Anno della fede. Card. Piacenza: dando priorità alla fede ed alle conseguenze esistenziali dell’incontro intimo, personale e comunitario con il Risorto, possa essere sostenuta la perenne riscoperta di ciò che siamo come sacerdoti ed il conseguente valore degli atti che compiamo

"La Congregazione per il Clero intende offrire mensilmente, per l’Anno della fede, alcuni spunti di riflessione per la formazione permanente, con l’auspicio che, dando priorità alla fede ed alle conseguenze esistenziali dell’incontro intimo, personale e comunitario con il Risorto, possa essere sostenuta la perenne riscoperta di ciò che siamo come sacerdoti ed il conseguente valore degli atti che compiamo". Lo scrive, a quanto riferisce l’agenzia Zenit, il card.

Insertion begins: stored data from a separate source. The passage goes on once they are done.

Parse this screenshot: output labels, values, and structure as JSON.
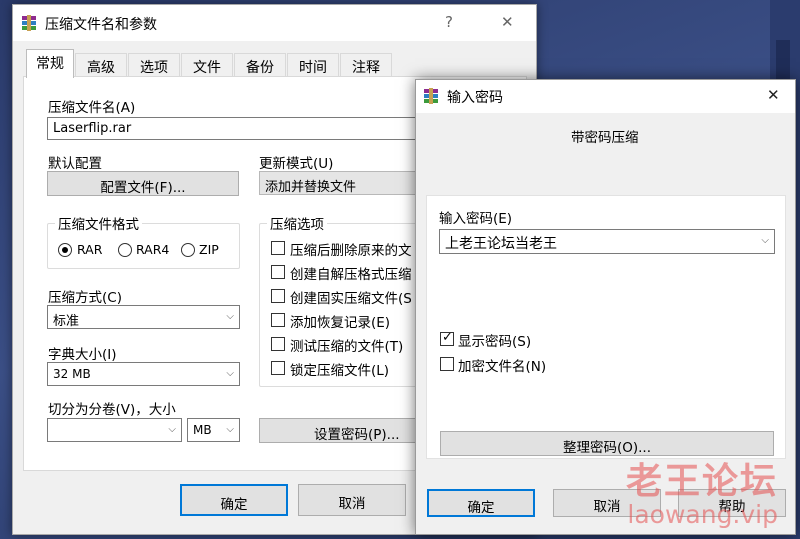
{
  "main_dialog": {
    "title": "压缩文件名和参数",
    "help_glyph": "?",
    "close_glyph": "✕",
    "tabs": [
      "常规",
      "高级",
      "选项",
      "文件",
      "备份",
      "时间",
      "注释"
    ],
    "archive_name_label": "压缩文件名(A)",
    "archive_name_value": "Laserflip.rar",
    "default_profile_label": "默认配置",
    "profiles_button": "配置文件(F)...",
    "update_mode_label": "更新模式(U)",
    "update_mode_value": "添加并替换文件",
    "archive_format_label": "压缩文件格式",
    "formats": [
      "RAR",
      "RAR4",
      "ZIP"
    ],
    "selected_format": "RAR",
    "archive_options_label": "压缩选项",
    "options": [
      {
        "label": "压缩后删除原来的文",
        "checked": false
      },
      {
        "label": "创建自解压格式压缩",
        "checked": false
      },
      {
        "label": "创建固实压缩文件(S",
        "checked": false
      },
      {
        "label": "添加恢复记录(E)",
        "checked": false
      },
      {
        "label": "测试压缩的文件(T)",
        "checked": false
      },
      {
        "label": "锁定压缩文件(L)",
        "checked": false
      }
    ],
    "compression_method_label": "压缩方式(C)",
    "compression_method_value": "标准",
    "dictionary_size_label": "字典大小(I)",
    "dictionary_size_value": "32 MB",
    "split_label": "切分为分卷(V)，大小",
    "split_value": "",
    "split_unit": "MB",
    "set_password_button": "设置密码(P)...",
    "ok_button": "确定",
    "cancel_button": "取消"
  },
  "password_dialog": {
    "title": "输入密码",
    "close_glyph": "✕",
    "heading": "带密码压缩",
    "password_label": "输入密码(E)",
    "password_value": "上老王论坛当老王",
    "show_password_label": "显示密码(S)",
    "show_password_checked": true,
    "encrypt_names_label": "加密文件名(N)",
    "encrypt_names_checked": false,
    "organize_button": "整理密码(O)...",
    "ok_button": "确定",
    "cancel_button": "取消",
    "help_button": "帮助"
  },
  "watermark": {
    "title": "老王论坛",
    "url": "laowang.vip"
  },
  "colors": {
    "focus_blue": "#0078d7",
    "dialog_bg": "#f0f0f0",
    "watermark": "#e65050"
  }
}
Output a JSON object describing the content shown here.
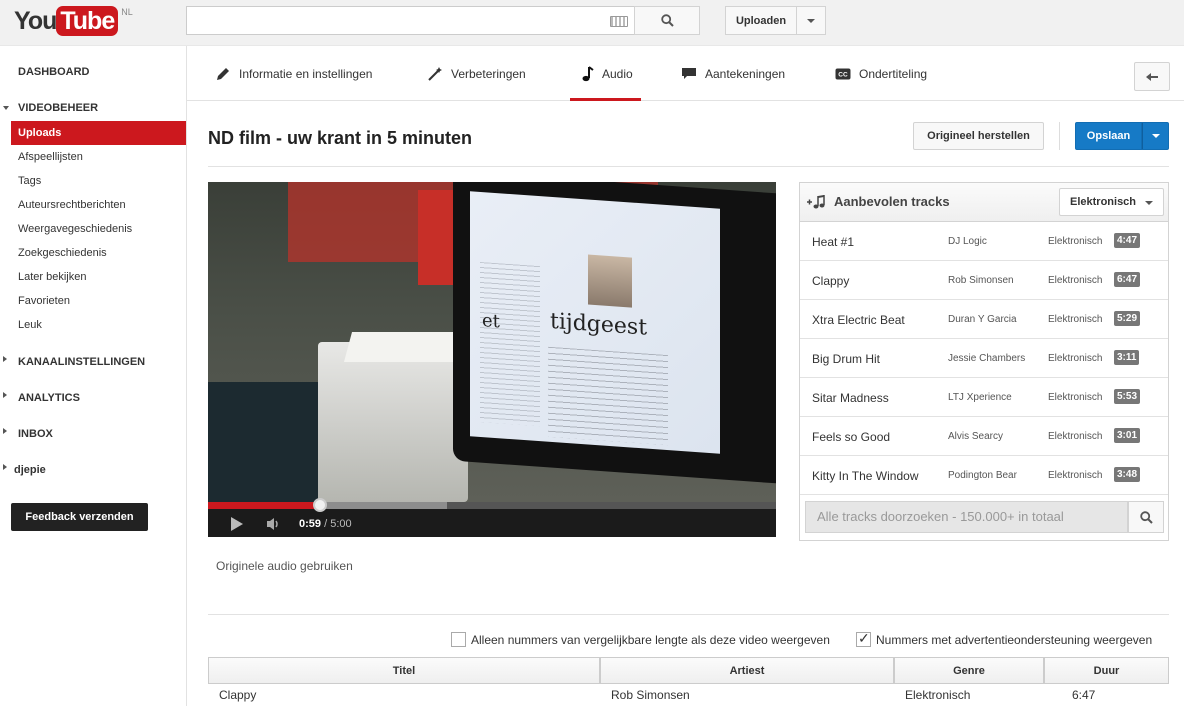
{
  "header": {
    "logo_you": "You",
    "logo_tube": "Tube",
    "logo_region": "NL",
    "search_placeholder": "",
    "upload_label": "Uploaden"
  },
  "sidebar": {
    "dashboard": "DASHBOARD",
    "videobeheer": "VIDEOBEHEER",
    "items": [
      "Uploads",
      "Afspeellijsten",
      "Tags",
      "Auteursrechtberichten",
      "Weergavegeschiedenis",
      "Zoekgeschiedenis",
      "Later bekijken",
      "Favorieten",
      "Leuk"
    ],
    "kanaal": "KANAALINSTELLINGEN",
    "analytics": "ANALYTICS",
    "inbox": "INBOX",
    "user": "djepie",
    "feedback": "Feedback verzenden"
  },
  "tabs": [
    {
      "label": "Informatie en instellingen",
      "icon": "pencil-icon"
    },
    {
      "label": "Verbeteringen",
      "icon": "magic-wand-icon"
    },
    {
      "label": "Audio",
      "icon": "music-note-icon"
    },
    {
      "label": "Aantekeningen",
      "icon": "speech-bubble-icon"
    },
    {
      "label": "Ondertiteling",
      "icon": "cc-icon"
    }
  ],
  "active_tab": "Audio",
  "editor": {
    "title": "ND film - uw krant in 5 minuten",
    "reset_label": "Origineel herstellen",
    "save_label": "Opslaan"
  },
  "video": {
    "current_time": "0:59",
    "duration": "5:00",
    "progress": 0.197,
    "buffered": 0.42,
    "screen_text": "tijdgeest",
    "screen_text2": "et"
  },
  "original_audio_label": "Originele audio gebruiken",
  "tracks_panel": {
    "title": "Aanbevolen tracks",
    "genre_selected": "Elektronisch",
    "search_placeholder": "Alle tracks doorzoeken - 150.000+ in totaal",
    "tracks": [
      {
        "title": "Heat #1",
        "artist": "DJ Logic",
        "genre": "Elektronisch",
        "duration": "4:47"
      },
      {
        "title": "Clappy",
        "artist": "Rob Simonsen",
        "genre": "Elektronisch",
        "duration": "6:47"
      },
      {
        "title": "Xtra Electric Beat",
        "artist": "Duran Y Garcia",
        "genre": "Elektronisch",
        "duration": "5:29"
      },
      {
        "title": "Big Drum Hit",
        "artist": "Jessie Chambers",
        "genre": "Elektronisch",
        "duration": "3:11"
      },
      {
        "title": "Sitar Madness",
        "artist": "LTJ Xperience",
        "genre": "Elektronisch",
        "duration": "5:53"
      },
      {
        "title": "Feels so Good",
        "artist": "Alvis Searcy",
        "genre": "Elektronisch",
        "duration": "3:01"
      },
      {
        "title": "Kitty In The Window",
        "artist": "Podington Bear",
        "genre": "Elektronisch",
        "duration": "3:48"
      }
    ]
  },
  "filters": {
    "similar_length": "Alleen nummers van vergelijkbare lengte als deze video weergeven",
    "similar_length_checked": false,
    "ad_supported": "Nummers met advertentieondersteuning weergeven",
    "ad_supported_checked": true
  },
  "table": {
    "headers": [
      "Titel",
      "Artiest",
      "Genre",
      "Duur"
    ],
    "row": {
      "title": "Clappy",
      "artist": "Rob Simonsen",
      "genre": "Elektronisch",
      "duration": "6:47"
    }
  },
  "colors": {
    "brand_red": "#cc181e",
    "save_blue": "#167ac6"
  }
}
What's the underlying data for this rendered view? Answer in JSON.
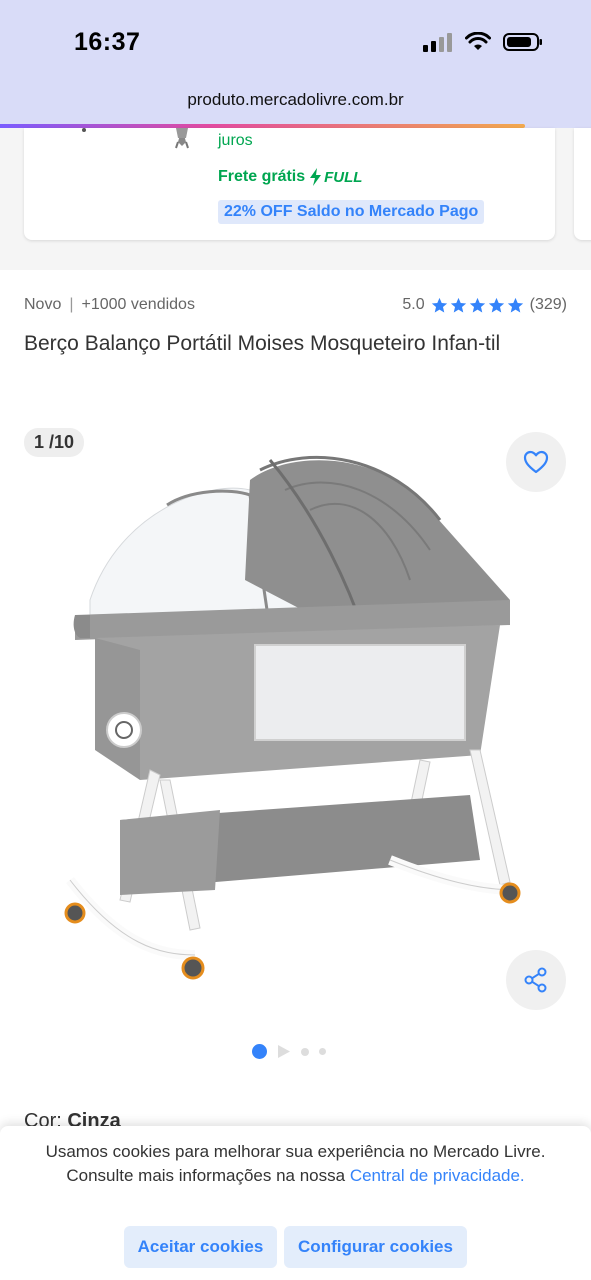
{
  "status_bar": {
    "time": "16:37"
  },
  "browser": {
    "url": "produto.mercadolivre.com.br"
  },
  "related_card": {
    "installment_text": "juros",
    "shipping_text": "Frete grátis",
    "full_label": "FULL",
    "discount_tag": "22% OFF Saldo no Mercado Pago"
  },
  "product": {
    "condition": "Novo",
    "sold": "+1000 vendidos",
    "rating": "5.0",
    "reviews": "(329)",
    "title": "Berço Balanço Portátil Moises Mosqueteiro Infan-til"
  },
  "gallery": {
    "counter": "1 /10",
    "current_index": 1,
    "dots_visible": 4
  },
  "variant": {
    "label": "Cor:",
    "value": "Cinza"
  },
  "cookie_banner": {
    "text": "Usamos cookies para melhorar sua experiência no Mercado Livre. Consulte mais informações na nossa ",
    "link": "Central de privacidade.",
    "accept_label": "Aceitar cookies",
    "config_label": "Configurar cookies"
  },
  "colors": {
    "accent": "#3483fa",
    "green": "#00a650",
    "chrome": "#d9dcf8"
  }
}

Mauro Piacenza, prefetto della Congregazione per il Clero, nella lettera indirizzata ai sacerdoti in occasione dell’apertura dell’Anno della fede. "Nell’orizzonte della fede - si legge ancora - si collocano infatti tutte le azioni sacramentali del Sacerdote, il quale, nella Chiesa e a nome di Cristo Signore, attua la salvezza offerta a tutti gli uomini".